Myriam Palmer [Ares Handler]
I was stupid to believe that the corp had let me go and Myriam didn’t take long to impress on me their ownership of my sorry hide and the wires inside. She also made it clear that I was a liability on their books and better served as an ‘outside consultant’. I’ve done more than a little work for Ares since I left and Myriam is always ready to hand out more. In exchange I’ve managed to get a few concessions from her and even a little intel from time to time, when it suited them of course! She’s probably the main reason I haven’t committed to Balefire exclusively, much as I would like to.
Silk [Infobroker, Fixer]
Ah Silk, my guilty pleasure. We first met when we were both feeling rather vulnerable and although I’m more than old enough to be her father, or even grandfather, something sparked. It started with her visiting the Silk Dragon dojo to gain some combat experience. Jitan paired me with her as he recognised her talent and realised a normal instructor would not be able to push her limits like I could with my ‘ware. We sparred in more ways than one until Aria put a stop to it. I was sorry it ended but knew it didn’t really have a future, particularly in the line of work we are both in. We’ve settled into a sort of mutual respect which has only deepened when she persuaded me to join her in a runner team lead by Bale.
Jitan [Dojo Master & Blackmarket Dealer]
I joined the Silk Dragon as an escape from the realities of life as a runner and teaching there has given me a focus and purpose that can’t be matched by running, no matter how noble the job may appear to be. Jitan is a good master and his dabbling in the black market to help pay the bills has also been useful on occasion.
Hank [Bear Shaman / Healer]
When you need to get patched and can’t rely on the corp to do it?

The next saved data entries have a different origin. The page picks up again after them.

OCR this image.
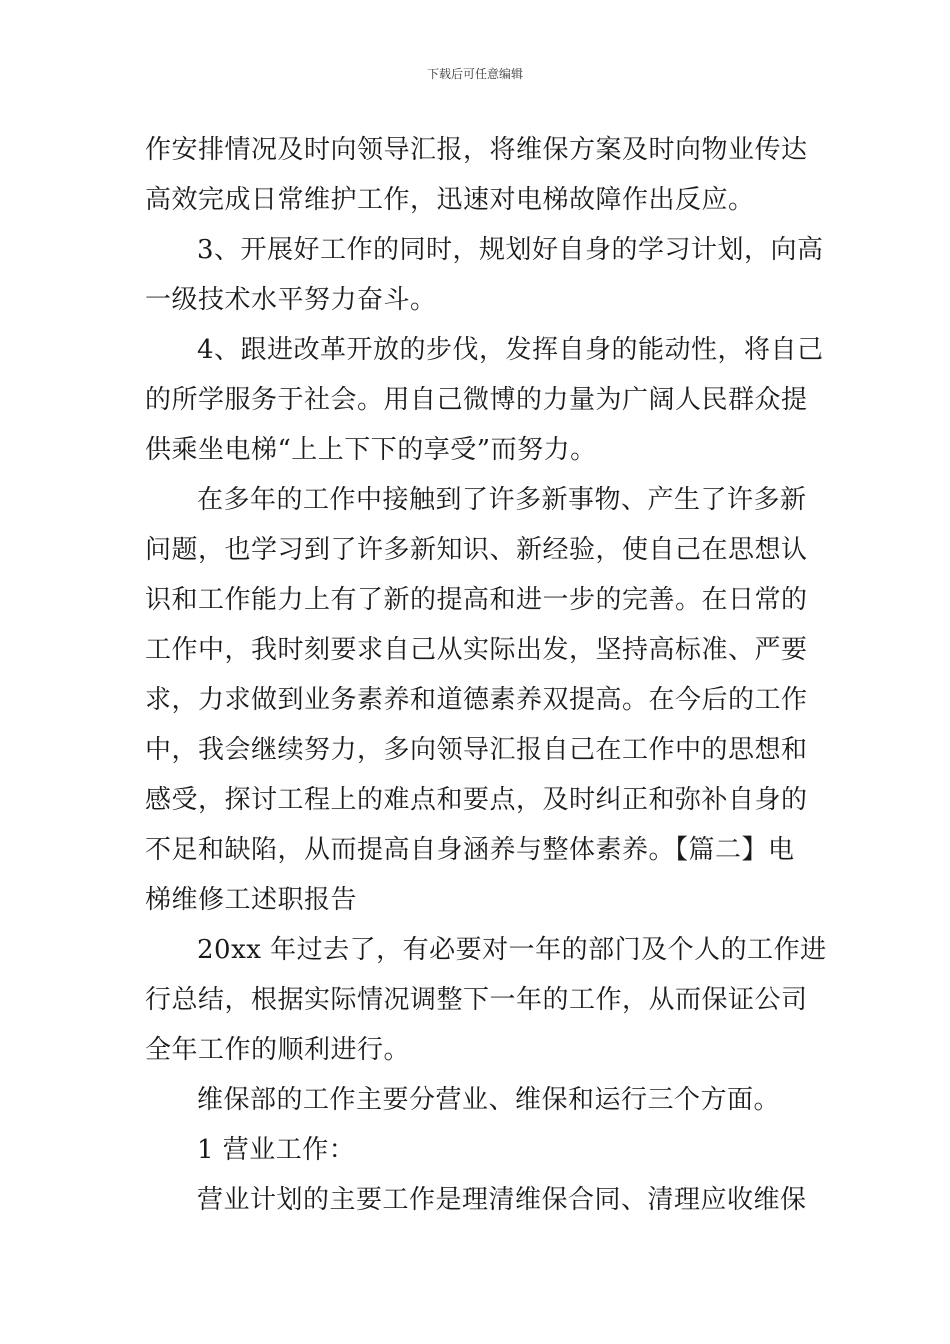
下载后可任意编辑
作安排情况及时向领导汇报，将维保方案及时向物业传达
高效完成日常维护工作，迅速对电梯故障作出反应。
3、开展好工作的同时，规划好自身的学习计划，向高
一级技术水平努力奋斗。
4、跟进改革开放的步伐，发挥自身的能动性，将自己
的所学服务于社会。用自己微博的力量为广阔人民群众提
供乘坐电梯“上上下下的享受”而努力。
在多年的工作中接触到了许多新事物、产生了许多新
问题，也学习到了许多新知识、新经验，使自己在思想认
识和工作能力上有了新的提高和进一步的完善。在日常的
工作中，我时刻要求自己从实际出发，坚持高标准、严要
求，力求做到业务素养和道德素养双提高。在今后的工作
中，我会继续努力，多向领导汇报自己在工作中的思想和
感受，探讨工程上的难点和要点，及时纠正和弥补自身的
不足和缺陷，从而提高自身涵养与整体素养。【篇二】电
梯维修工述职报告
20xx 年过去了，有必要对一年的部门及个人的工作进
行总结，根据实际情况调整下一年的工作，从而保证公司
全年工作的顺利进行。
维保部的工作主要分营业、维保和运行三个方面。
1 营业工作：
营业计划的主要工作是理清维保合同、清理应收维保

Always pays to know a good medic!
Cannon [Tech & Weapons Dealer]
Silk introduced me to this revelation of a man. A former runner who used to team with Silk’s mother, he turned his hand to a more lucrative career when Frank Bishop retired. He works out of the back of an articulated lorry to preserve his anonymity. There must be some hefty bribes in place because the contents of that trailer could land him an extended stretch in a penitentiary.